"Rivale": Wütender Junge aus der Ukraine versucht, deutschen Senior zu töten

Berlin - Kampf der Generationen mit tragischem Ende! Am 2. Juni startet "Rivale" in ausgewählten deutschen Kinos. Das Drama ist brisant, gerade im Kontext der vergangenen Wochen, und unvorhersehbar - doch entkommt den Klischees des deutschen Films nicht. Die TAG24-Kritik.

Roman (Yelizar Nazarenko) erlebt in "Rivale" eine wahre Achterbahnfahrt der Gefühle.
Roman (Yelizar Nazarenko) erlebt in "Rivale" eine wahre Achterbahnfahrt der Gefühle.  © PlutoFilm/Mila Teshaieva

Plötzlich ist Roman (Yelizar Nazarenko) ganz allein.
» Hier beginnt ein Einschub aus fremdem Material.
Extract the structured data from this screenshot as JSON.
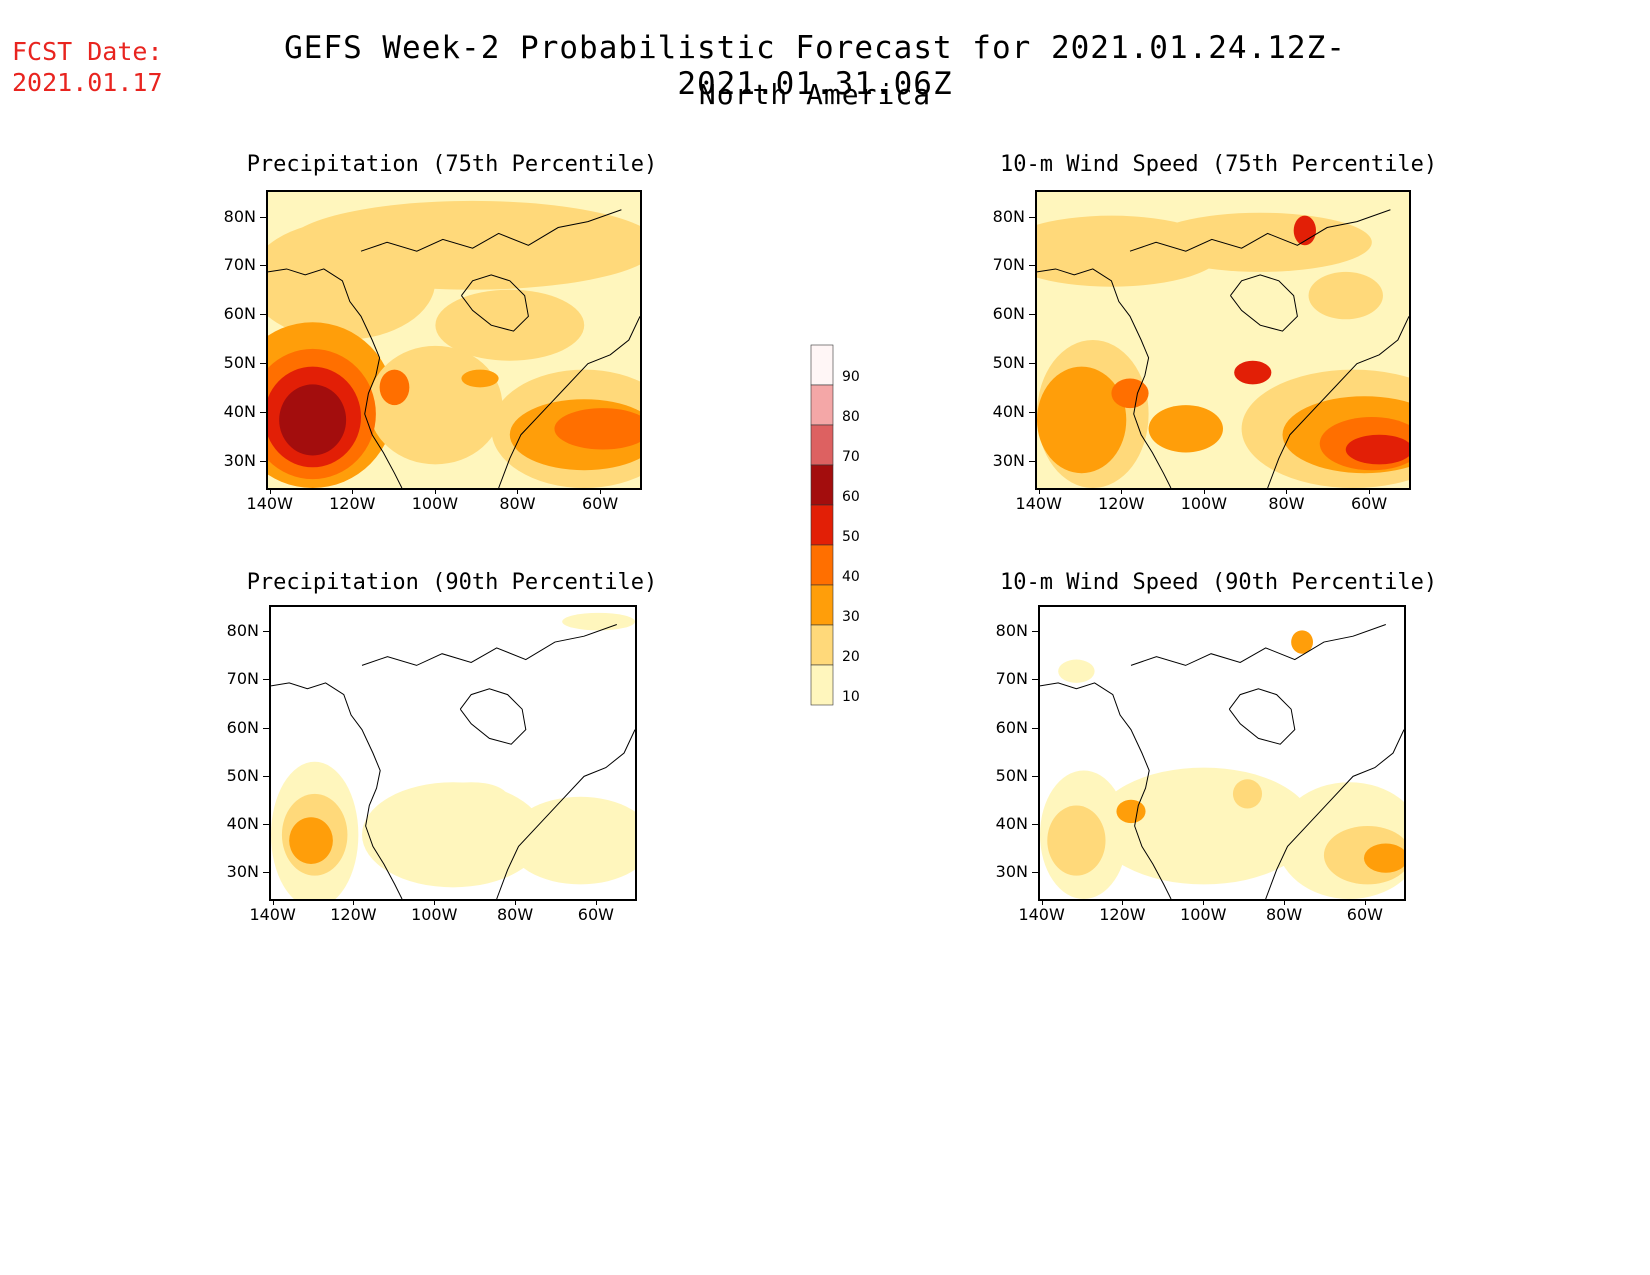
{
  "header": {
    "fcst_label": "FCST Date:",
    "fcst_date": "2021.01.17",
    "title": "GEFS Week-2 Probabilistic Forecast for 2021.01.24.12Z-2021.01.31.06Z",
    "subtitle": "North America"
  },
  "axes": {
    "lat_labels": [
      "80N",
      "70N",
      "60N",
      "50N",
      "40N",
      "30N"
    ],
    "lon_labels": [
      "140W",
      "120W",
      "100W",
      "80W",
      "60W"
    ]
  },
  "panels": [
    {
      "id": "p1",
      "title": "Precipitation (75th Percentile)"
    },
    {
      "id": "p2",
      "title": "10-m Wind Speed (75th Percentile)"
    },
    {
      "id": "p3",
      "title": "Precipitation (90th Percentile)"
    },
    {
      "id": "p4",
      "title": "10-m Wind Speed (90th Percentile)"
    }
  ],
  "colorbar": {
    "levels": [
      "90",
      "80",
      "70",
      "60",
      "50",
      "40",
      "30",
      "20",
      "10"
    ],
    "colors": [
      "#fff6f6",
      "#f4a7a7",
      "#dd6161",
      "#a30d0d",
      "#e21f06",
      "#ff6f00",
      "#ff9e0a",
      "#ffd97a",
      "#fff6bd"
    ]
  }
}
Der Neunjährige hat in seinem ukrainischen Heimatort niemanden mehr, der sich um ihn kümmern könnte, seit seine Oma verstorben ist.

Seine Mutter Osaka (Maria Bruni, 35) war zwei Jahre zuvor nach Deutschland gezogen, um sich als (illegale) Dauer-Pflegekraft um den Witwer Gert Schwarz (Udo Samel, 68) zu kümmern.

Also entschließt sich Roman, seiner Mutter zu folgen! In einem Lieferwagen versteckt, macht er sich auf die Reise. Und tatsächlich - in Deutschland angekommen, findet er seine Mutter. Doch die schier endlose Freude hält nicht lange.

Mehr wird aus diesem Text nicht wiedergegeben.